DV8 Physical Theatre
Yerba Buena Center for the Arts
San Francisco, CA
November 13, 2009
by Rita Felciano
copyright © Rita Felciano, 2009
“All politics is personal” may be a cliché but it is also true. Put a human face on an issue and you get people’s attention. Would we have paid as much heed to the thirteen people recently killed in Texas if the President hadn’t individualized them with a few deft strokes? statistics, histories and analysis can shine a light on the tangled and often tortured relationships between culture, religion and sexuality. But nothing can hit you in the gut the way a confrontation with their catastrophic affects on a particular individual does. Good theater, with its heightened perspective on life, can do this beautifully. I can’t think of a better demonstration--despite some shortcomings- than DV8 Physical Theatre’s totally involving look at global homophobia in their 2008 “To Be Straight with You.”
With input from eight exceptional dancers, choreographer Lloyd Newson created a tapestry of men—and a few women—who in one form or another have to confront their own sexuality in a world that does not acknowledge anything but binary forms of gender. Drawn on over eighty interviews with people from all over the world, who now live in the United Kingdom, “Straight” is also a great example of how variegated, though sometimes difficult to understand, the King’s English has become. Newson paints a tough and painful picture that is also full of determination, resilience and even a glimpse of humor.
In this country we may be familiar with Roman Catholic and Fundamentalists Christians’ beliefs in regard to homosexuality, or we have read about the schism that threatens the Episcopal Church. Newsom, however, culls his material from a global perspective, including the Islamic world. He cites Nelson Mandela as a leader who recognized that discrimination was wrong—in whatever shape it comes.
Early in “Straight” video artists Kit Monkman and Tom Wexler (MKA) show us a gorgeous image of the Earth: a beautifully shining globe floating in space Then the narrator begins to tear it apart as we learn of the extent of institutionalized homophobia. In Botswana, he tells us, being homosexual can get you 5-7 years of hard labor. Blood red replaces the continents’ beautiful greens and blues.
Sera Adetoun Akinbiyi remembering her lover’s rape morphed into her partner. She ended up crouched inside a cage-like structure with her attacker pacing behind her gulping from his beer bottle. Groupthink has rarely been more effectively portrayed than in a chair dance that grew bigger and bigger as other men joined the cowboy-like Hannes Langolf. Ankur Bahl’s jump-romping picked up speed and complexity as this young Muslim boy became increasingly panicky about having to confront his father who promptly beat him up. Later Bahl returned as the tortured married man who couldn’t help “dancing when he heard the music.”

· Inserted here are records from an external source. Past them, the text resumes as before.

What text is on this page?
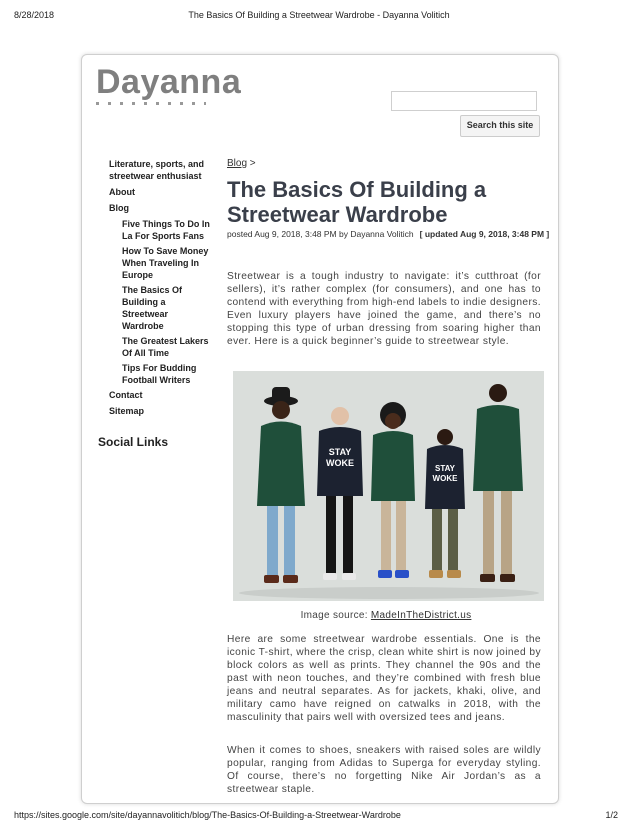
8/28/2018	The Basics Of Building a Streetwear Wardrobe - Dayanna Volitich
Dayanna
Search this site
Literature, sports, and streetwear enthusiast
About
Blog
Five Things To Do In La For Sports Fans
How To Save Money When Traveling In Europe
The Basics Of Building a Streetwear Wardrobe
The Greatest Lakers Of All Time
Tips For Budding Football Writers
Contact
Sitemap
Social Links
Blog >
The Basics Of Building a Streetwear Wardrobe
posted Aug 9, 2018, 3:48 PM by Dayanna Volitich [ updated Aug 9, 2018, 3:48 PM ]

Streetwear is a tough industry to navigate: it’s cutthroat (for sellers), it’s rather complex (for consumers), and one has to contend with everything from high-end labels to indie designers. Even luxury players have joined the game, and there’s no stopping this type of urban dressing from soaring higher than ever. Here is a quick beginner’s guide to streetwear style.

STAY
WOKE
STAY
WOKE
Image source: MadeInTheDistrict.us

Here are some streetwear wardrobe essentials. One is the iconic T-shirt, where the crisp, clean white shirt is now joined by block colors as well as prints. They channel the 90s and the past with neon touches, and they’re combined with fresh blue jeans and neutral separates. As for jackets, khaki, olive, and military camo have reigned on catwalks in 2018, with the masculinity that pairs well with oversized tees and jeans.

When it comes to shoes, sneakers with raised soles are wildly popular, ranging from Adidas to Superga for everyday styling. Of course, there’s no forgetting Nike Air Jordan’s as a streetwear staple.

https://sites.google.com/site/dayannavolitich/blog/The-Basics-Of-Building-a-Streetwear-Wardrobe	1/2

Again and again the lament of being invisible, of not having a story, of not belonging returned. The remedy was always the same, “be a man,” “get yourself a good woman” or “it’s that white girl that did this to you.” In one scene the dancer desperately tried to “adjust” and ended up as a cartoon angel; another one slowly disappeared as a wave of blackness swallowed him up. Yet “Straight” has its moments of humor. When gays were called worse than animals, they donned horse masks for a frolicking game of cue cards.

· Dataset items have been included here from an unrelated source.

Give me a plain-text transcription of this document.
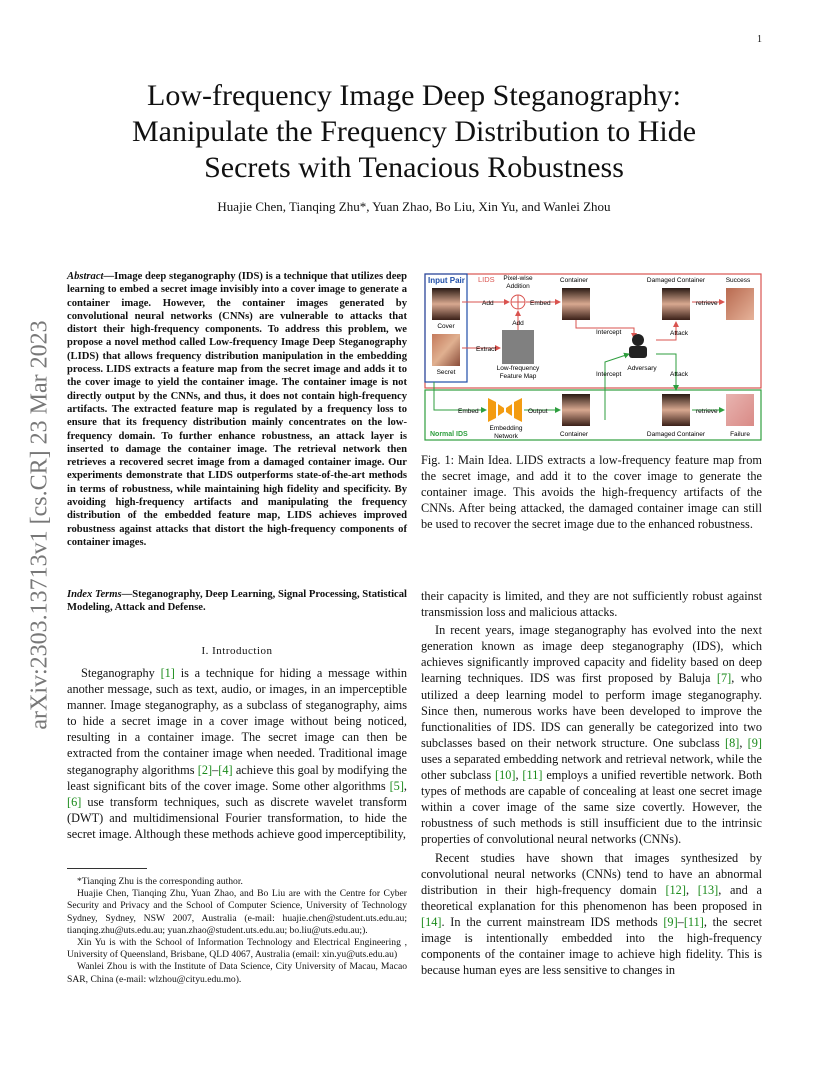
1
arXiv:2303.13713v1 [cs.CR] 23 Mar 2023
Low-frequency Image Deep Steganography:
Manipulate the Frequency Distribution to Hide
Secrets with Tenacious Robustness
Huajie Chen, Tianqing Zhu*, Yuan Zhao, Bo Liu, Xin Yu, and Wanlei Zhou
Abstract—Image deep steganography (IDS) is a technique that utilizes deep learning to embed a secret image invisibly into a cover image to generate a container image. However, the container images generated by convolutional neural networks (CNNs) are vulnerable to attacks that distort their high-frequency components. To address this problem, we propose a novel method called Low-frequency Image Deep Steganography (LIDS) that allows frequency distribution manipulation in the embedding process. LIDS extracts a feature map from the secret image and adds it to the cover image to yield the container image. The container image is not directly output by the CNNs, and thus, it does not contain high-frequency artifacts. The extracted feature map is regulated by a frequency loss to ensure that its frequency distribution mainly concentrates on the low-frequency domain. To further enhance robustness, an attack layer is inserted to damage the container image. The retrieval network then retrieves a recovered secret image from a damaged container image. Our experiments demonstrate that LIDS outperforms state-of-the-art methods in terms of robustness, while maintaining high fidelity and specificity. By avoiding high-frequency artifacts and manipulating the frequency distribution of the embedded feature map, LIDS achieves improved robustness against attacks that distort the high-frequency components of container images.
Index Terms—Steganography, Deep Learning, Signal Processing, Statistical Modeling, Attack and Defense.
I. Introduction

Steganography [1] is a technique for hiding a message within another message, such as text, audio, or images, in an imperceptible manner. Image steganography, as a subclass of steganography, aims to hide a secret image in a cover image without being noticed, resulting in a container image. The secret image can then be extracted from the container image when needed. Traditional image steganography algorithms [2]–[4] achieve this goal by modifying the least significant bits of the cover image. Some other algorithms [5], [6] use transform techniques, such as discrete wavelet transform (DWT) and multidimensional Fourier transformation, to hide the secret image. Although these methods achieve good imperceptibility,

*Tianqing Zhu is the corresponding author.

Huajie Chen, Tianqing Zhu, Yuan Zhao, and Bo Liu are with the Centre for Cyber Security and Privacy and the School of Computer Science, University of Technology Sydney, Sydney, NSW 2007, Australia (e-mail: huajie.chen@student.uts.edu.au; tianqing.zhu@uts.edu.au; yuan.zhao@student.uts.edu.au; bo.liu@uts.edu.au;).

Xin Yu is with the School of Information Technology and Electrical Engineering , University of Queensland, Brisbane, QLD 4067, Australia (email: xin.yu@uts.edu.au)

Wanlei Zhou is with the Institute of Data Science, City University of Macau, Macao SAR, China (e-mail: wlzhou@cityu.edu.mo).

Input Pair LIDS Pixel-wise
Addition
Container	Damaged Container	Success
Cover
Secret
Add	Embed
Add
Extract
Low-frequency
Feature Map
retrieve
Intercept	Attack
Adversary
Intercept	Attack
Embed
Embedding
Network
Output
Container	Damaged Container
retrieve
Failure
Normal IDS
Fig. 1: Main Idea. LIDS extracts a low-frequency feature map from the secret image, and add it to the cover image to generate the container image. This avoids the high-frequency artifacts of the CNNs. After being attacked, the damaged container image can still be used to recover the secret image due to the enhanced robustness.

their capacity is limited, and they are not sufficiently robust against transmission loss and malicious attacks.

In recent years, image steganography has evolved into the next generation known as image deep steganography (IDS), which achieves significantly improved capacity and fidelity based on deep learning techniques. IDS was first proposed by Baluja [7], who utilized a deep learning model to perform image steganography. Since then, numerous works have been developed to improve the functionalities of IDS. IDS can generally be categorized into two subclasses based on their network structure. One subclass [8], [9] uses a separated embedding network and retrieval network, while the other subclass [10], [11] employs a unified revertible network. Both types of methods are capable of concealing at least one secret image within a cover image of the same size covertly. However, the robustness of such methods is still insufficient due to the intrinsic properties of convolutional neural networks (CNNs).

Recent studies have shown that images synthesized by convolutional neural networks (CNNs) tend to have an abnormal distribution in their high-frequency domain [12], [13], and a theoretical explanation for this phenomenon has been proposed in [14]. In the current mainstream IDS methods [9]–[11], the secret image is intentionally embedded into the high-frequency components of the container image to achieve high fidelity. This is because human eyes are less sensitive to changes in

While much of “Straight’s” attention was focused on the details of the gripping narratives, Newsom’s choreography placed them into an emotionally resonant context. The dances exuded a nervous sense of energy from, quite literally, always having to be “on your toes”. These people seemed to live on an unstable ground, with no center of gravity to hold them in place. The bodies were out of synch within themselves, with the limbs pulling in all directions. Rocking back and forth on their feet, shifting and sliding, mechanical walking— everything suggested anxiety and absences of repose.When a disk jockey, his image reflected in a sickly green mirror, spouted his anti-gay rhetoric, his frantic body language didn’t respond only to the music but to the poison that spilled out of him.
Ermira Goro’s super-fast stepping in place maked her look like a puppet. Later one she twirled across the stage at top speed while the narrator informed us that she was seventy-year sold and “just so very tired”. A male dancer on his way to work dodged and twisted and flinched as if under attack from an invisible enemy. I didn’t catch his narrative but this was a man who lived his life in a war zone.